Nome comune: Gallinella d’acqua (dial.: “Jaddinedda r’acqua”)
Nome scientifico: Gallinula chloropus (Linnaeus, 1758)
Famiglia: Rallidae
Status e conservazione: La Gallinella d’acqua è ampiamente distribuita in Europa, Asia, Africa e Americhe, risultando uno dei rallidi più comuni. La Lista Rossa IUCN globale e quella nazionale italiana la classificano come Least Concern (LC), grazie alla sua ampia diffusione e alle popolazioni stabili. Tuttavia, risente localmente della perdita e frammentazione degli habitat umidi, del prosciugamento di stagni e canali, e dell’inquinamento delle acque. In Sicilia è comune nei pantani costieri, nei bacini artificiali e nei corsi d’acqua a lento scorrimento.
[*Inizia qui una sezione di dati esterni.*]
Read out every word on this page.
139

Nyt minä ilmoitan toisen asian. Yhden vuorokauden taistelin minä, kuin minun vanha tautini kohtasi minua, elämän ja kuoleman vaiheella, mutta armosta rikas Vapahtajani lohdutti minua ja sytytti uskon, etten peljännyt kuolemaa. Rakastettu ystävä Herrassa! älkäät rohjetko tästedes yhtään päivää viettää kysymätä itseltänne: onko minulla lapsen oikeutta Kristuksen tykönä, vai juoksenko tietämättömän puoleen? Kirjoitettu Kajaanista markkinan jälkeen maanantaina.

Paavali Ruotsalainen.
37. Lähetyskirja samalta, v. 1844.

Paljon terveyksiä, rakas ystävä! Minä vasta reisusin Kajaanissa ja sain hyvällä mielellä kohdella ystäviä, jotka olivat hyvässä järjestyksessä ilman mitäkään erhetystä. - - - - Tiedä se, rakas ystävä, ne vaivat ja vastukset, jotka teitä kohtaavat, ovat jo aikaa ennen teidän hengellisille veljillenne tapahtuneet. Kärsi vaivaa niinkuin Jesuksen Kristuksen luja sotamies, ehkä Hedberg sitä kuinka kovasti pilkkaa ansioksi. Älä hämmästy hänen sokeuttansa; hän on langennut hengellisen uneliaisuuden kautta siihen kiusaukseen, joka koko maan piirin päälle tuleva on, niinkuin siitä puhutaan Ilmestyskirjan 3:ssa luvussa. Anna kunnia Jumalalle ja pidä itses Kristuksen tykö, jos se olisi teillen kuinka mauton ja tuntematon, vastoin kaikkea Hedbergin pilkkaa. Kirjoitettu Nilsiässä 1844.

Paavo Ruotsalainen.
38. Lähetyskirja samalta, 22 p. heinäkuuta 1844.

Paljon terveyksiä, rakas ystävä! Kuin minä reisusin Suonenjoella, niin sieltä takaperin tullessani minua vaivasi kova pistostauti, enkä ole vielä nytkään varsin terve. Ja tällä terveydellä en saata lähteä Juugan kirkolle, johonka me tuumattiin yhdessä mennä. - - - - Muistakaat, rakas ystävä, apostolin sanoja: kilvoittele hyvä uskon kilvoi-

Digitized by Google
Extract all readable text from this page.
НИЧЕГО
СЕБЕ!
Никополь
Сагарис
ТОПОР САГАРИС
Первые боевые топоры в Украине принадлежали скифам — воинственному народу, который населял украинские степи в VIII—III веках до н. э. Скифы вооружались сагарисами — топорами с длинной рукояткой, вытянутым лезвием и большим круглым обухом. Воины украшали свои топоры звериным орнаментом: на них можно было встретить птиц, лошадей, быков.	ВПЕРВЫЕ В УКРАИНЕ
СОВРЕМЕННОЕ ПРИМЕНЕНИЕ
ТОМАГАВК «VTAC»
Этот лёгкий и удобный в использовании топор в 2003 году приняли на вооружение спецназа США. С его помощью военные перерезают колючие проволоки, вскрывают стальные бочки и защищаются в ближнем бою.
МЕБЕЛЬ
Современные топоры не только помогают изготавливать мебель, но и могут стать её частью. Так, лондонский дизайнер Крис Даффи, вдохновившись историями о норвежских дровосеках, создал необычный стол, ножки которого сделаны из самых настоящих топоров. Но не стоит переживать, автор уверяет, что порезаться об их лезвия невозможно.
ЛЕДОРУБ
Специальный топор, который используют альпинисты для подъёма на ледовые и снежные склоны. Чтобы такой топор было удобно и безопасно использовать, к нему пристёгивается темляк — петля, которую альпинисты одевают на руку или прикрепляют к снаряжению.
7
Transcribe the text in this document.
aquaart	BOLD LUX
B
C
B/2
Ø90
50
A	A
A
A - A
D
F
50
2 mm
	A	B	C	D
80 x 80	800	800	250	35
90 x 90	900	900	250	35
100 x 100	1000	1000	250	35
Descrizione e biologia: Uccello acquatico di medie dimensioni, lungo 30–35 cm, con piumaggio bruno-nerastro, sottocoda e fianchi bianchi, becco rosso con punta gialla e placca frontale rossa (caratteristica, quest’ultima, che la rende immediatamente distinguibile dalla Folaga). Le zampe sono verdastre con dita molto lunghe e una caratteristica chiazza rossa all’attaccatura. Il sottocoda bianco è molto visibile sia in volo che a terra, anche grazie all’abitudine caratteristica di dimenare la coda mantenendola sempre sollevata. È abile nuotatrice, ma spesso la si vede camminare sulla vegetazione galleggiante o lungo le sponde. La Gallinella d’acqua è una specie onnivora, che si nutre di vegetali acquatici, insetti, piccoli molluschi e crostacei. Il comportamento riproduttivo è interessante: costruisce un nido galleggiante o vicino all’acqua, spesso ben nascosto tra i canneti; depone 5–9 uova che vengono incubate per circa tre settimane. I piccoli sono precoci e lasciano subito il nido, ma vengono accuditi da entrambi i genitori, che possono portare avanti più covate nello stesso anno. È nota per le parate territoriali, accompagnate da vocalizzi striduli e posture minacciose.
Presenza nel territorio ibleo: Nel comprensorio ibleo la Gallinella d’acqua è una presenza regolare, soprattutto nelle zone umide costiere e negli stagni retrodunali, ma anche nei bacini artificiali e nei corsi d’acqua interni a lento scorrimento. La si può osservare mentre nuota a pelo d’acqua o si alimenta lungo i margini della vegetazione riparia. In inverno le popolazioni locali si arricchiscono di individui provenienti dal Nord Europa.